But as a moment’s reflection will show, there must remain in every country certain features which will prove absolute barriers to the progress of Tanks.

Chief among these are canals and deep rivers (unless spanned by strong bridges), very steep railway cuttings, railway embankments, marsh, or woods in which the trees are too strong to be pushed over, and too dense-set to be steered through.

Besides these natural, or at least civilian, obstacles, there will be inevitable military obstacles in any country that has been fought over.

For example, old half-blown-in trench systems make ground “awkward,” and Tanks operate at extreme disadvantage in country like that round Ypres, which was by 1917 a continuous network of water-logged shell and mine craters, with no original ground left at all.

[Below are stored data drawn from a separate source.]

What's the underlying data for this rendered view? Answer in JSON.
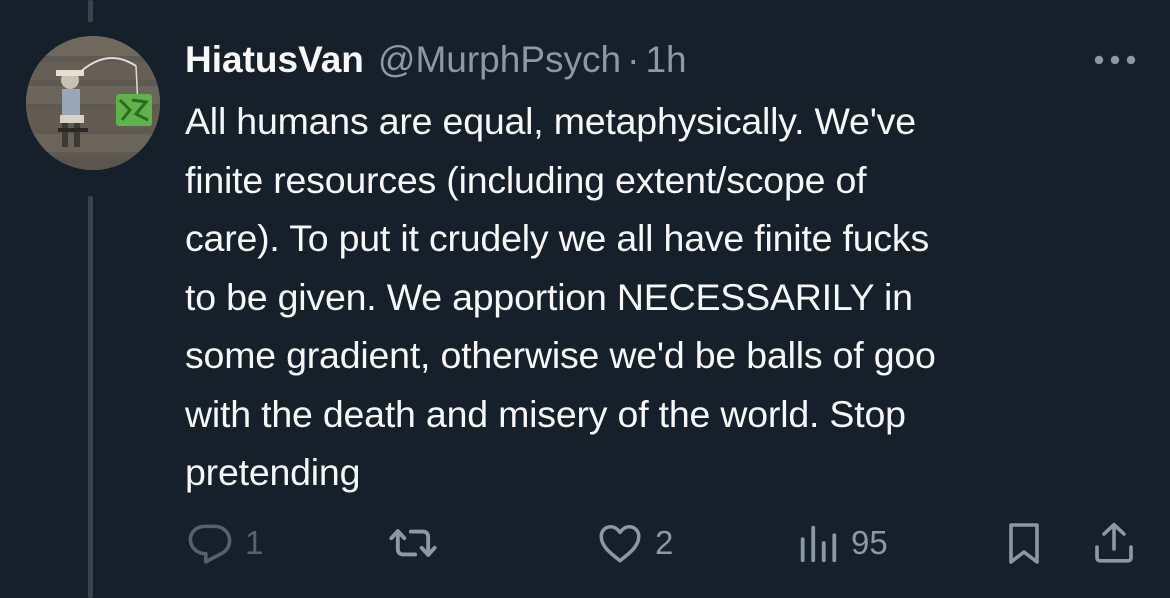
{
  "author": {
    "display_name": "HiatusVan",
    "handle": "@MurphPsych",
    "separator": "·",
    "time": "1h"
  },
  "tweet": {
    "lines": [
      "All humans are equal, metaphysically. We've",
      "finite resources (including extent/scope of",
      "care). To put it crudely we all have finite fucks",
      "to be given. We apportion NECESSARILY in",
      "some gradient, otherwise we'd be balls of goo",
      "with the death and misery of the world. Stop",
      "pretending"
    ]
  },
  "actions": {
    "reply_count": "1",
    "retweet_count": "",
    "like_count": "2",
    "views_count": "95"
  },
  "icons": {
    "more": "more-horizontal-icon",
    "reply": "reply-icon",
    "retweet": "retweet-icon",
    "like": "heart-icon",
    "views": "views-icon",
    "bookmark": "bookmark-icon",
    "share": "share-icon"
  },
  "colors": {
    "background": "#15202b",
    "primary_text": "#f7f9f9",
    "secondary_text": "#8b98a5",
    "thread_line": "#38444d"
  }
}
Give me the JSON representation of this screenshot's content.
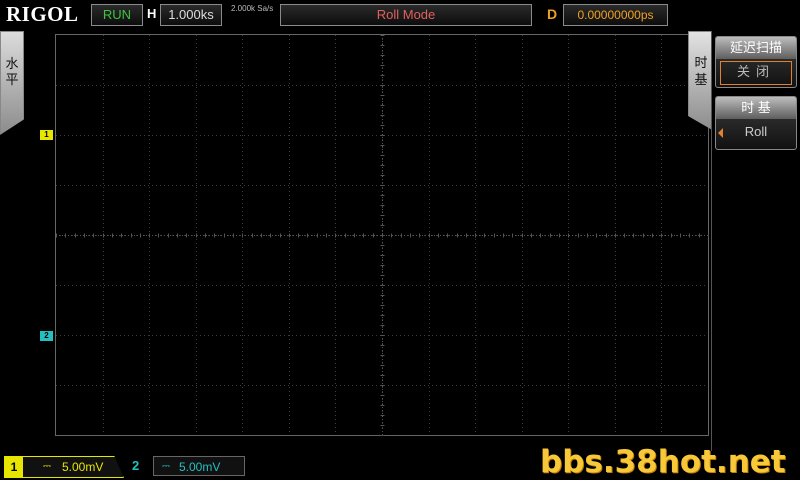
{
  "top": {
    "logo": "RIGOL",
    "status": "RUN",
    "h_label": "H",
    "h_value": "1.000ks",
    "sample_rate": "2.000k Sa/s",
    "mode": "Roll Mode",
    "d_label": "D",
    "d_value": "0.00000000ps"
  },
  "left_tab": {
    "label": "水\n平"
  },
  "right_tab": {
    "label": "时\n基"
  },
  "menu": {
    "delay_scan": {
      "title": "延迟扫描",
      "value": "关闭"
    },
    "timebase": {
      "title": "时 基",
      "value": "Roll"
    }
  },
  "channels": {
    "ch1": {
      "marker": "1",
      "number": "1",
      "coupling": "⎓",
      "scale": "5.00mV",
      "color": "#e6e600"
    },
    "ch2": {
      "marker": "2",
      "number": "2",
      "coupling": "⎓",
      "scale": "5.00mV",
      "color": "#24c0c0"
    }
  },
  "watermark": "bbs.38hot.net",
  "colors": {
    "run": "#3ec43e",
    "mode": "#e06060",
    "delay": "#f0a020"
  }
}
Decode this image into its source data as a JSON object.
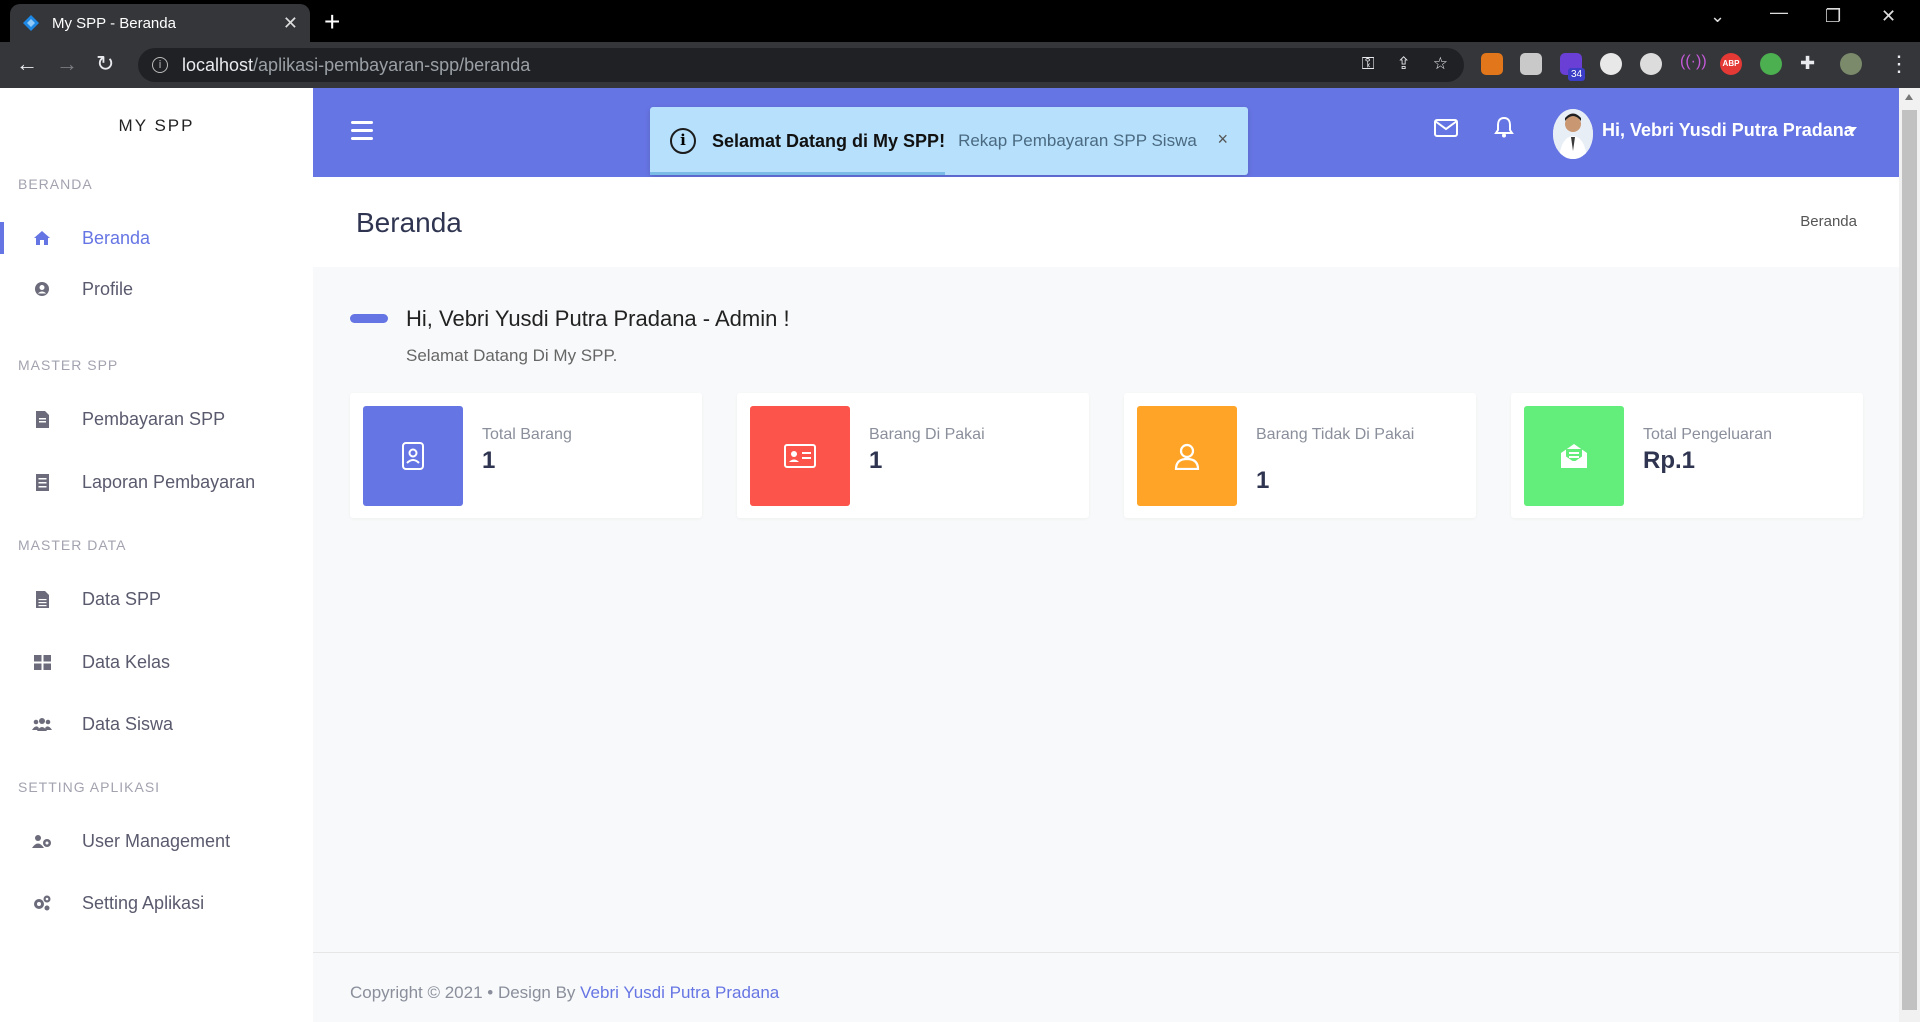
{
  "browser": {
    "tab_title": "My SPP - Beranda",
    "url_host": "localhost",
    "url_path": "/aplikasi-pembayaran-spp/beranda",
    "ext_badge": "34"
  },
  "sidebar": {
    "brand": "MY SPP",
    "sections": [
      {
        "title": "BERANDA"
      },
      {
        "title": "MASTER SPP"
      },
      {
        "title": "MASTER DATA"
      },
      {
        "title": "SETTING APLIKASI"
      }
    ],
    "items": [
      {
        "label": "Beranda",
        "icon": "home-icon",
        "active": true
      },
      {
        "label": "Profile",
        "icon": "user-circle-icon"
      },
      {
        "label": "Pembayaran SPP",
        "icon": "invoice-icon"
      },
      {
        "label": "Laporan Pembayaran",
        "icon": "report-icon"
      },
      {
        "label": "Data SPP",
        "icon": "file-icon"
      },
      {
        "label": "Data Kelas",
        "icon": "grid-icon"
      },
      {
        "label": "Data Siswa",
        "icon": "users-icon"
      },
      {
        "label": "User Management",
        "icon": "user-cog-icon"
      },
      {
        "label": "Setting Aplikasi",
        "icon": "cogs-icon"
      }
    ]
  },
  "topbar": {
    "user_name": "Hi, Vebri Yusdi Putra Pradana"
  },
  "toast": {
    "title": "Selamat Datang di My SPP!",
    "message": "Rekap Pembayaran SPP Siswa",
    "close": "×"
  },
  "page": {
    "title": "Beranda",
    "breadcrumb": "Beranda",
    "welcome_title": "Hi, Vebri Yusdi Putra Pradana - Admin !",
    "welcome_sub": "Selamat Datang Di My SPP."
  },
  "cards": [
    {
      "label": "Total Barang",
      "value": "1",
      "color": "#6675e4",
      "icon": "badge-icon"
    },
    {
      "label": "Barang Di Pakai",
      "value": "1",
      "color": "#fc544b",
      "icon": "id-card-icon"
    },
    {
      "label": "Barang Tidak Di Pakai",
      "value": "1",
      "color": "#ffa426",
      "icon": "user-icon"
    },
    {
      "label": "Total Pengeluaran",
      "value": "Rp.1",
      "color": "#63ed7a",
      "icon": "envelope-open-icon"
    }
  ],
  "footer": {
    "text": "Copyright © 2021 • Design By ",
    "author": "Vebri Yusdi Putra Pradana"
  },
  "colors": {
    "primary": "#6675e4",
    "toast_bg": "#b6e0fb"
  }
}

Again, by the close of hostilities the number of anti-Tank devices employed by the Germans was very considerable. They paid the new arm the compliment of an intricate system of defence and counter-offence which included concealed Tank traps made on the model of elephant-pits, formidable double-traversed trenches, a branch of special anti-Tank artillery, heavily reinforced concrete stockades, and an elaborate system of land mines.

With so many obstacles to avoid or to negotiate, with their fate often hanging upon a prompt and accurate use of their guns, the crew inside the Tank were doomed by the conditions under which they fought to an almost incredibly limited view of the surrounding world.